La Commissaire aux droits humains de Vienne, Shams Asadi, a participé en octobre dernier au Forum mondial des villes pour les droits humains 2018 (WHRCF) de Gwangju afin de présenter les initiatives de sa ville. À cette occasion, nous l’avons interrogée sur la vision portée par la Ville sur la mise en œuvre locale des droits humains mais aussi en tant que message fort à porter à l’échelle internationale.
Q1 : Quand et comment le processus pour devenir une « Ville des droits humains » a-t-il été lancé ?
En 2013, la Ville de Vienne a organisé la Conférence « Vienne +20 »*. Un an plus tard, en décembre 2014, le conseil municipal de Vienne a approuvé la déclaration « Vienne, ville des droits humains ». Cette déclaration a conduit à la création d'un Bureau des droits humains en 2015, qui a permis de mieux faire connaître l'engagement de Vienne en matière de droits humains, tant auprès de ses citoyens qu’au sein de l’administration. Dès lors, le Bureau s’est chargé de coordonner les programmes relatifs aux droits humains et de défendre la dimension transversale dans l’action de la ville. Cette déclaration a donné à notre Bureau des objectifs et un cadre d’action. Suite à la publication du Rapport autrichien GRETA 2015, le conseil municipal nous a confié la mission de travailler sur la traite des êtres humains au niveau local.
Q2 : La lutte contre les discriminations est-elle une priorité au sein des politiques publiques ?
Nous avons une loi sur la non-discrimination fédérale (Vienne est une province et une ville) qui nous fournit un cadre juridique sur ce sujet. Cette loi reconnaît plusieurs motifs de discrimination – âge, orientation sexuelle, genre, appartenance ethnique, religion ou conviction, handicap, maternité – et permet aux citoyens qui pensent avoir été discriminés par l’Administration de lancer une procédure juridique. Cependant, nous offrons gratuitement un service préalable de médiation afin d’éviter le recours au tribunal.
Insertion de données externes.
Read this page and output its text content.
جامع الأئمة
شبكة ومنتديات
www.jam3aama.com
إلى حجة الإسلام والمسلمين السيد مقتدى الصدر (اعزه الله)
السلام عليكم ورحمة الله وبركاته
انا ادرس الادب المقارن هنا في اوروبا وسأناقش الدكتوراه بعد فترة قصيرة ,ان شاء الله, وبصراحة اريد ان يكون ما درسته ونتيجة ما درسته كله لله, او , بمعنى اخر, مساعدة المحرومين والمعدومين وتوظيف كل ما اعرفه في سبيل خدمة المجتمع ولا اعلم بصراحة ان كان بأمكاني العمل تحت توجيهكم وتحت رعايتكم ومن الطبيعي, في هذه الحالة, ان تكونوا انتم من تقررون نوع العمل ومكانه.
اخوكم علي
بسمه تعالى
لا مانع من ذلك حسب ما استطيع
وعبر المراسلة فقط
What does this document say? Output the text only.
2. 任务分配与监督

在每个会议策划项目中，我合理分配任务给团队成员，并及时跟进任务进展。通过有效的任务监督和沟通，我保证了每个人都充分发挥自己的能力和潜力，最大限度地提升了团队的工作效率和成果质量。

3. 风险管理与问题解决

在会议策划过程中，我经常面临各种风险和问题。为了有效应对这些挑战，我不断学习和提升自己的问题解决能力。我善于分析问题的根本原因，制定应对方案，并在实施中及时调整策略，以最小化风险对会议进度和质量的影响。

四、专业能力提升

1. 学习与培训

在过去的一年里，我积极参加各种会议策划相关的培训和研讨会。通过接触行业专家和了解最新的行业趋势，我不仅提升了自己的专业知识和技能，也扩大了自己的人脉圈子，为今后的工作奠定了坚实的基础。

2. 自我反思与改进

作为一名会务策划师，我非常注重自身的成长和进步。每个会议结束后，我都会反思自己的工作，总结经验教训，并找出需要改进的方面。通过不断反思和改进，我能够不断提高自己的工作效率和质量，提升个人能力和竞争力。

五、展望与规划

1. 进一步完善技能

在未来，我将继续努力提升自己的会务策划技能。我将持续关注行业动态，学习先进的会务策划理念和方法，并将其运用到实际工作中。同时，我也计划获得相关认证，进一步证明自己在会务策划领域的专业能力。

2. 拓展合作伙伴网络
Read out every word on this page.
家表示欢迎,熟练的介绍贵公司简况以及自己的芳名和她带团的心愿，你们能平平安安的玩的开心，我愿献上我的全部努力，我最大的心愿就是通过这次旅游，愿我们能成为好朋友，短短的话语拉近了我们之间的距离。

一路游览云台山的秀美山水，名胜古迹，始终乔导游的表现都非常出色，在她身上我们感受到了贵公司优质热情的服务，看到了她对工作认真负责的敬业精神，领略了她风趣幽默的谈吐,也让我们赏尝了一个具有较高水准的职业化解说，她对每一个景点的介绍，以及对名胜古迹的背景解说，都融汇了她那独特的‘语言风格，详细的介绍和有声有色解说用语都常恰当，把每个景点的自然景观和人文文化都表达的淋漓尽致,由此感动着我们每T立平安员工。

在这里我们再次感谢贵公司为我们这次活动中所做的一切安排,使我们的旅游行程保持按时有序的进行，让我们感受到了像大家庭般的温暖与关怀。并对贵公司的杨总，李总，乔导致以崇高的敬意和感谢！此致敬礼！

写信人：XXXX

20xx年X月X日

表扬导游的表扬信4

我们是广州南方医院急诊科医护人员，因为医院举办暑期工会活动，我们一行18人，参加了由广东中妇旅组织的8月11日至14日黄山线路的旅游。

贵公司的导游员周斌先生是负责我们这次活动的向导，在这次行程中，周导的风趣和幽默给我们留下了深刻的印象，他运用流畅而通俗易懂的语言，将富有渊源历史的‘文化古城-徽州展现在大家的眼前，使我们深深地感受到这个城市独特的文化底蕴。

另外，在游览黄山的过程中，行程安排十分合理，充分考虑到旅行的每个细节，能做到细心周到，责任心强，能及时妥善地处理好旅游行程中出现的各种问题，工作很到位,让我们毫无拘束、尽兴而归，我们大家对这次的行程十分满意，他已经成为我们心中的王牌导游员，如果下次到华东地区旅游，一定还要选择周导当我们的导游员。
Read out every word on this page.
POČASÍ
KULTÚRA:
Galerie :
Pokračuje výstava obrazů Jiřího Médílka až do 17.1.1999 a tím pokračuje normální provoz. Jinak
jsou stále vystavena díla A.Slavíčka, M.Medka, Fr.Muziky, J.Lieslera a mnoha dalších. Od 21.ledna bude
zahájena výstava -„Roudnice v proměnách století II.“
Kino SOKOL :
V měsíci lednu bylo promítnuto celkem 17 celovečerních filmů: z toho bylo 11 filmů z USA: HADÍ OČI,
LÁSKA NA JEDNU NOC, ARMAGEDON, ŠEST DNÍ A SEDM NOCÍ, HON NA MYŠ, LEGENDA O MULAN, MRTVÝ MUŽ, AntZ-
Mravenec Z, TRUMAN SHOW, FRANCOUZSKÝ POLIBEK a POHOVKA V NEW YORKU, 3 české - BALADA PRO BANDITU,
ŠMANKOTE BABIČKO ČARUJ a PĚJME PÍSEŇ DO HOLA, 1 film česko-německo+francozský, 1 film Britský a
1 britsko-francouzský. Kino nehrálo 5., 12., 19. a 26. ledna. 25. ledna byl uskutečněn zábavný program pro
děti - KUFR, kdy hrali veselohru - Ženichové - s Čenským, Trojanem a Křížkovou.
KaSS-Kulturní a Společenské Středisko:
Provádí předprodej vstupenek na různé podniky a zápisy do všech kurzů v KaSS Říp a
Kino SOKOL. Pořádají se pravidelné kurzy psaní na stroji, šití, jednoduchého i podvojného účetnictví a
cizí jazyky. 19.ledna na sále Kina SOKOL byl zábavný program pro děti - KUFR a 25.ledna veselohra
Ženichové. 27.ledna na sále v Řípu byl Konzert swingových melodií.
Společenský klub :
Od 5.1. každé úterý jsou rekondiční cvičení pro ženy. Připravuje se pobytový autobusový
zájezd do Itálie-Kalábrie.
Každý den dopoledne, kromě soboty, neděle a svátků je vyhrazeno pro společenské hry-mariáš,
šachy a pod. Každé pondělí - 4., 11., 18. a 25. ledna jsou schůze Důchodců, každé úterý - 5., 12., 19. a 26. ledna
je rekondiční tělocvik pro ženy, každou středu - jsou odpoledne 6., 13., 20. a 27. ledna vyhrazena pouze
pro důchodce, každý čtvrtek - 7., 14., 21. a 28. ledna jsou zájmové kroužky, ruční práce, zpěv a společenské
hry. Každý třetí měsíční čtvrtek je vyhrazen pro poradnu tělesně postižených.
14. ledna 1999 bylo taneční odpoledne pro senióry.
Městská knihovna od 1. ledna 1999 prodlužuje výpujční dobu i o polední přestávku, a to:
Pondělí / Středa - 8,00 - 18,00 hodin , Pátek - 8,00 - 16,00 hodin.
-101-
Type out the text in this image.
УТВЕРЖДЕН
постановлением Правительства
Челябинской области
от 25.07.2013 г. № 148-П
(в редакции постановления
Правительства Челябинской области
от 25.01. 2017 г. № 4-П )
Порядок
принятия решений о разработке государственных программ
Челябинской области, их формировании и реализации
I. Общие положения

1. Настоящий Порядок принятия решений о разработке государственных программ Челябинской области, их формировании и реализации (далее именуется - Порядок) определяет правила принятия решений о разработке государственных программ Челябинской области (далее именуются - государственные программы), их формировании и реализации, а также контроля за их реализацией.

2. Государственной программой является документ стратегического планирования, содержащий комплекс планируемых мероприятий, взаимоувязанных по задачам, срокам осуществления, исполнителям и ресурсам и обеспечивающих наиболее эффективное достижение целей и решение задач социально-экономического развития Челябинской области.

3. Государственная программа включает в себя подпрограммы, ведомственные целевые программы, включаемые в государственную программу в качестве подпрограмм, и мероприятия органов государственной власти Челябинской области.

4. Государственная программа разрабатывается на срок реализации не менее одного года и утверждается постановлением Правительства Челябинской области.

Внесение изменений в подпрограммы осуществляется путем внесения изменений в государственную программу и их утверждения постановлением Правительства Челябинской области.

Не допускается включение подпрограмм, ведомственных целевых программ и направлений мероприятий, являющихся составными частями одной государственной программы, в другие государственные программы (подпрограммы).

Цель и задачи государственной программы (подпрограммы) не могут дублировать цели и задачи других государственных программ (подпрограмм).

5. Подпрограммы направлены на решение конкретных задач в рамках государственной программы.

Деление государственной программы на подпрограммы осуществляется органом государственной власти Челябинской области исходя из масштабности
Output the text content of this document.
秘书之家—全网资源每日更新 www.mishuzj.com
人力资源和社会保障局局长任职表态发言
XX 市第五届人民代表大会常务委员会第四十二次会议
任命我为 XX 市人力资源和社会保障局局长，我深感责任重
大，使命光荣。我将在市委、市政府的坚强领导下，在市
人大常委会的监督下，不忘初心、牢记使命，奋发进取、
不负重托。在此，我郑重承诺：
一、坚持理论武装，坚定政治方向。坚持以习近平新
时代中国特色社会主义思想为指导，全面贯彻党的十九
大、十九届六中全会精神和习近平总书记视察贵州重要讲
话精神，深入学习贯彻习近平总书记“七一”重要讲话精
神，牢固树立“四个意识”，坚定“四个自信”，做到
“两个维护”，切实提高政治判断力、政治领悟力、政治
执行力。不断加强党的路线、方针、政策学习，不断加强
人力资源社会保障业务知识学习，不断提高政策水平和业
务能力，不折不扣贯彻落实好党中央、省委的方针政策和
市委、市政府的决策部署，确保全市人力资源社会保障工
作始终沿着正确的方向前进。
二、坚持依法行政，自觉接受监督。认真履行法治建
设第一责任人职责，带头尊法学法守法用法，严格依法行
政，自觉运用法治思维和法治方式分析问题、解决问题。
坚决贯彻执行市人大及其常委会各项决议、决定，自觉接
Ce service comprend notamment des compensations pour les victimes de discrimination. En vingt ans, la prévention de la discrimination a été l’un des principaux objectifs de notre gouvernement.
Q3 : Quelles actions menez-vous pour favoriser l'inclusion sociale et pour cibler les besoins spécifiques de groupes tels que les migrants, les femmes ou les personnes âgées ?
Les besoins sont très différents d’un groupe à l’autre et évoluent dans le temps. Nous essayons de proposer une pluralité de mesures et de nous adapter aux réalités : par exemple, les travailleurs migrants qui sont venus à Vienne au cours des années soixante sont maintenant à la retraite et ont de nouveaux besoins spécifiques (soins en maison de retraite, assistance sanitaire…).
L'immigration plus récente couvre des réalités très différentes : certaines personnes sont venues pour étudier, d'autres pour travailler… Les besoins diffèrent d'une communauté à l'autre. Par exemple, la plus grande communauté de migrants à Vienne vient d’Allemagne ; ainsi, leurs besoins sont complètement différents de ceux d’autres migrants qui ont besoin d'apprendre l'allemand.
Dans le cas de cours de langue, la perspective de genre doit également être prise en compte : qui assistera au cours ? Y a-t-il un besoin de garde d'enfants ? Ensuite, il faut proposer des cours ciblés à partir des différents cas. Il est important pour nous de ne pas aborder les migrants comme un groupe homogène.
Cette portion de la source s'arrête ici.